I’m not complaining, because this long-running debate about whether Cunningham and coach Robin Pingeton’s team are dirty makes the season more interesting and makes the legend of Sophie more complex. Although opponents have usually avoided using the word “dirty” when asked about Cunningham, opposing fans have been less reserved in their judgments. One person’s “dirty” is another person’s “gritty,” with the Missouri state border serving as the semantic dividing line.
I’ve watched her play a lot, and I don’t consider Cunningham dirty. She plays hard, and she plays with emotion, but I don’t think she tries to hurt people, which is my definition of dirty. She might value possession of the ball more than an opponent’s front tooth when her personal space is invaded, but I suspect that comes from a desire to win rather than malice.
However, it isn’t a coincidence that Missouri women’s basketball games often last five minutes extra because officials have to review the video to see if one of her fouls rises to the level of flagrancy. If you Google “Sophie Cunningham, flagrant foul,” you’ll find quite a bit of reading material. It is reminiscent of the actions of — and reactions to — one of Stewart’s orneriest players, Jason Sutherland. There are some big differences, though. Among Missouri fans, Sutherland was acknowledged as a rascal but our rascal, while Cunningham is unconditionally loved. She is the girl next door who signs every autograph and smiles for every photo. She is the reason home attendance has more than doubled. She is the best player in program history and one of the best players in the nation.
I guess the question is whether she could be just as good if she played any other way. Couldn’t she turn the other cheek rather than escalating the situation when a sore loser — even if the sore loser is a grownup in a handshake line who should be held to a higher standard than a college athlete — is expressing her displeasure?
I have thought it over, and I’ve arrived at a conclusion.
The small percentage of people who are truly addicted to winning don’t see competition as a buffet in which one can skip the steamed broccoli and focus on the fried chicken. For them, competition is an intricate Jenga tower.
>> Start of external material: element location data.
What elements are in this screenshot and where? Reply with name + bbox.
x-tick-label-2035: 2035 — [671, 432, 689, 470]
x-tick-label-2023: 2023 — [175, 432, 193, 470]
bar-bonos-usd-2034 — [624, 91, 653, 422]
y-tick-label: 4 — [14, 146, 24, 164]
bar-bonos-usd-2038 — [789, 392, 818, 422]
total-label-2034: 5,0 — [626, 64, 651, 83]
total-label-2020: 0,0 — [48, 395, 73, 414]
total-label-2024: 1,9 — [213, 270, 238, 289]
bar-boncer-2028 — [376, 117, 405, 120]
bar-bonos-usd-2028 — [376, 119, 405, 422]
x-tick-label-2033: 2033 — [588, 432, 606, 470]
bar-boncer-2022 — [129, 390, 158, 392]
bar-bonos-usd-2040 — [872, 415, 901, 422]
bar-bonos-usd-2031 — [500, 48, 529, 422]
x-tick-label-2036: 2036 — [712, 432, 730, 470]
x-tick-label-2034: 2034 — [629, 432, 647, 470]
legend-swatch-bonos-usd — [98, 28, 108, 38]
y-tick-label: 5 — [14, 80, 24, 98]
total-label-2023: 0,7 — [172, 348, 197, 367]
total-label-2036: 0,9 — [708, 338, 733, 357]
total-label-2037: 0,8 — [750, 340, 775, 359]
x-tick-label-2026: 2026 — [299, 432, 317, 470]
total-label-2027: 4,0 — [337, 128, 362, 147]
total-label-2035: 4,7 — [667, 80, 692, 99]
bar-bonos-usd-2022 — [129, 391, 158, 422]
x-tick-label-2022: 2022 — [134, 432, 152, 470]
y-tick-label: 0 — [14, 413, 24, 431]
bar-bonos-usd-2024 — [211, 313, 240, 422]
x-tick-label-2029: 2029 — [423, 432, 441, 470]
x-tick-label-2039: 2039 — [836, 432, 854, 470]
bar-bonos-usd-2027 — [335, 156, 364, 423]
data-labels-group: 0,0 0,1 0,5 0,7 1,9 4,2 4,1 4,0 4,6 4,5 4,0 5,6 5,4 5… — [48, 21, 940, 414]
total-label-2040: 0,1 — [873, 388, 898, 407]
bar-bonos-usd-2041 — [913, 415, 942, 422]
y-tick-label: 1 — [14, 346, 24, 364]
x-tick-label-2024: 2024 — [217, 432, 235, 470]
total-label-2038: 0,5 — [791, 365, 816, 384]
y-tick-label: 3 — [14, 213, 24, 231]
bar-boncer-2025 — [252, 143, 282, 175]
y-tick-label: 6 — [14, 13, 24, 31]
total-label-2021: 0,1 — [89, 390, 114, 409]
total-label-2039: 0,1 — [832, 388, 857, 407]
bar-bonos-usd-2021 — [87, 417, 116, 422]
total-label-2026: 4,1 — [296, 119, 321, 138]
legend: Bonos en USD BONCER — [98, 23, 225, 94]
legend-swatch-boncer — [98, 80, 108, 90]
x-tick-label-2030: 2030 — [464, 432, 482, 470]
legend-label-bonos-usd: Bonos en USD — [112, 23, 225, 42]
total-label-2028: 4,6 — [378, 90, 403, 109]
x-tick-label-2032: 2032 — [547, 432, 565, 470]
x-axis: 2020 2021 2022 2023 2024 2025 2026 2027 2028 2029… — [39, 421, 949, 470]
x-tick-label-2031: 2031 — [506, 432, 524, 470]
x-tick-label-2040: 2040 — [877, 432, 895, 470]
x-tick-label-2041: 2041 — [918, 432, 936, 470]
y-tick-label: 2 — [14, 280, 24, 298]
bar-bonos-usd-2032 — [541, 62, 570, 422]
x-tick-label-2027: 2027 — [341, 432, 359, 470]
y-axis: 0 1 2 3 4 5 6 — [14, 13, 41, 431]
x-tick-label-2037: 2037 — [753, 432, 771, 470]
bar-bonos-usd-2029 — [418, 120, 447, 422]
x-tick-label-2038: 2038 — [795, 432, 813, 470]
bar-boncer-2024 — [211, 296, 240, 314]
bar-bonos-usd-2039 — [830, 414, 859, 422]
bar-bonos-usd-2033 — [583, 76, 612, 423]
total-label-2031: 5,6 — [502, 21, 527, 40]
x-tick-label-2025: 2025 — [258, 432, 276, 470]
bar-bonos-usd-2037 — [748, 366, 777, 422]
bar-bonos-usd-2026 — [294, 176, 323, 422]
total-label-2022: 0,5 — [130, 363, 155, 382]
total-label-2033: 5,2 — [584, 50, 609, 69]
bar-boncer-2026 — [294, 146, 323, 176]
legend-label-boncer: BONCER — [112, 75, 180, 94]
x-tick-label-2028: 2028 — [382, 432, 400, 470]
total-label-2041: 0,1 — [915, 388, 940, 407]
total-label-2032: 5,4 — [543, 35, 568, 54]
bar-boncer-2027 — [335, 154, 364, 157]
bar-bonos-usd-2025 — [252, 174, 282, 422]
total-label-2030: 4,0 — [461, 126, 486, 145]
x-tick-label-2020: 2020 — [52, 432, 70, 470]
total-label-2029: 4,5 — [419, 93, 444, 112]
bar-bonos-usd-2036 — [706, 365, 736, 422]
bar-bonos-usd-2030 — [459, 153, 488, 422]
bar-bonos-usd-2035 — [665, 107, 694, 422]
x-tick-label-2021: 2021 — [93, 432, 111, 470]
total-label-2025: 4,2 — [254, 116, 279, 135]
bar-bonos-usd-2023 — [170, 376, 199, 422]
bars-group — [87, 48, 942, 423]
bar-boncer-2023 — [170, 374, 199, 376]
Any minor concessions to things polite folks might consider important, such as “the opinion of my peers” or “whether I’ll be welcome in a Waffle House in the state of South Carolina ever again” or “the skeletal integrity of that young lady’s nose,” would cause the entire structure to collapse. There aren’t more important and less important battles; there are only battles, and they are all important.
Cunningham could still be a great individual player without alienating giant swaths of the southeastern United States, but I don’t think she would be as valuable to her team without the full Sophie experience. Missouri has a group of players who generally weren’t recruited by elite programs — Cunningham, a McDonald’s All-American, is an exception — and the idea the Tigers belong on the same court as South Carolina, Mississippi State or Tennessee needs to be reinforced with frequent visual aids. If this were a test of size, strength and athleticism, Missouri would never beat those teams. Cunningham, to put it lightly, doesn’t take any crap. She lives the reality show villain’s mantra: I didn’t come here to make friends.
That attitude elevates Cunningham’s teammates more than if she got her 20 points, six rebounds and six assists and hugged everyone on her way out the door. Her teammates borrow from her swagger spillover. They believe in themselves more when they are next to her.
Cunningham certainly shouldn’t commit dangerous flagrant fouls, but she shouldn’t even think about otherwise dialing back her aggression. Not that she was going to anyway. Her jersey — or perhaps her rolled-up shorts — will be hanging in the rafters soon, so it’s possible she’s on to something.